Em um Brasil que observa, com atenção, o aumento expressivo das recuperações judiciais no agro, sua estratégia projeta um modelo distinto: o de que a reestruturação pode e deve começar fora do Judiciário, com responsabilidade, técnica e respeito aos credores.
Mais do que gerir uma crise, o jovem CEO revelou uma capacidade rara de conduzir uma mudança de lógica com precisão, lucidez e visão estratégica incomuns. Sua atuação, marcada por decisões firmes e leitura apurada de cenário, ganhou projeção nacional, com destaque em veículos como a FORBES AGRO e outros noticiários, despertando interesse sobre como conseguiu reverter um quadro adverso ao adotar uma abordagem contrária ao movimento predominante de recuperação judicial no agronegócio.

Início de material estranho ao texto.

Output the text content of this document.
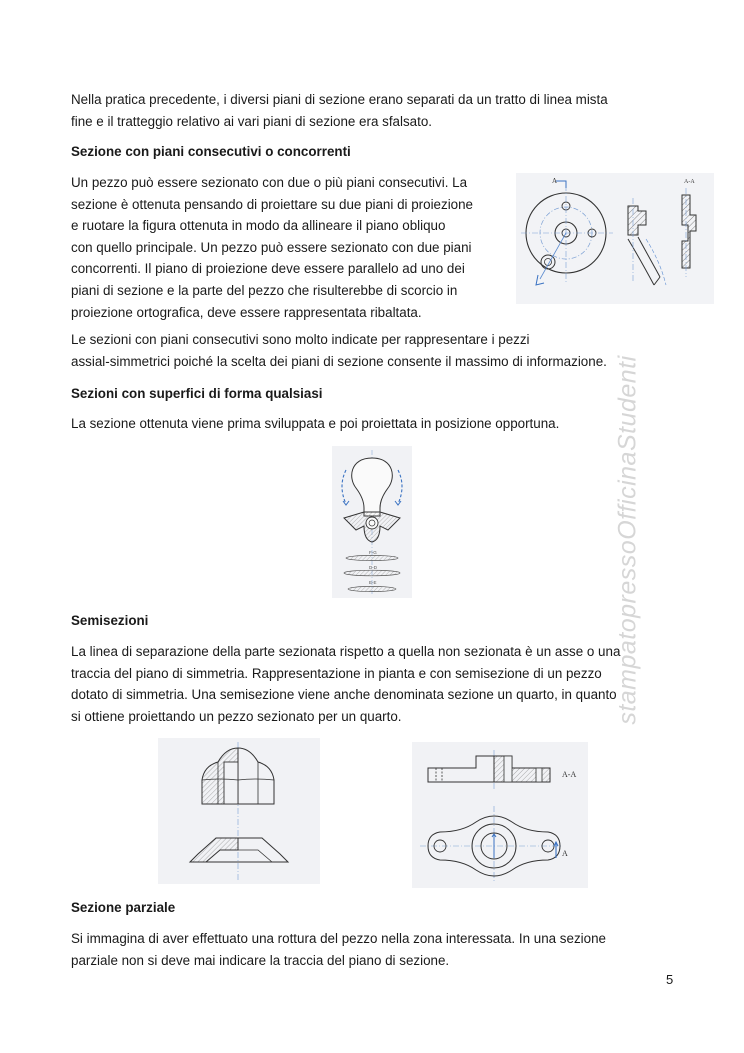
Nella pratica precedente, i diversi piani di sezione erano separati da un tratto di linea mista
fine e il tratteggio relativo ai vari piani di sezione era sfalsato.
Sezione con piani consecutivi o concorrenti
Un pezzo può essere sezionato con due o più piani consecutivi. La
sezione è ottenuta pensando di proiettare su due piani di proiezione
e ruotare la figura ottenuta in modo da allineare il piano obliquo
con quello principale. Un pezzo può essere sezionato con due piani
concorrenti. Il piano di proiezione deve essere parallelo ad uno dei
piani di sezione e la parte del pezzo che risulterebbe di scorcio in
proiezione ortografica, deve essere rappresentata ribaltata.
A	A-A
Le sezioni con piani consecutivi sono molto indicate per rappresentare i pezzi
assial-simmetrici poiché la scelta dei piani di sezione consente il massimo di informazione.
Sezioni con superfici di forma qualsiasi
La sezione ottenuta viene prima sviluppata e poi proiettata in posizione opportuna.
F-G
D-D
E-E
Semisezioni
La linea di separazione della parte sezionata rispetto a quella non sezionata è un asse o una
traccia del piano di simmetria. Rappresentazione in pianta e con semisezione di un pezzo
dotato di simmetria. Una semisezione viene anche denominata sezione un quarto, in quanto
si ottiene proiettando un pezzo sezionato per un quarto.
A-A
A
Sezione parziale
Si immagina di aver effettuato una rottura del pezzo nella zona interessata. In una sezione
parziale non si deve mai indicare la traccia del piano di sezione.
stampatopressoOfficinaStudenti
5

Não por acaso, sua liderança passou a ser observada com atenção em todo o país, consolidando-se como referência de estratégia, responsabilidade e capacidade de articulação em cenários de alta complexidade. Mais do que um caso de superação empresarial, sua atuação projeta um novo parâmetro para o setor: demonstra que é possível enfrentar crises com inteligência financeira, preservação da credibilidade e respeito aos credores, sem recorrer à via judicial. Com isso, redefine padrões no agronegócio brasileiro e desperta o interesse de todo o mercado em compreender os fundamentos de sua estratégia.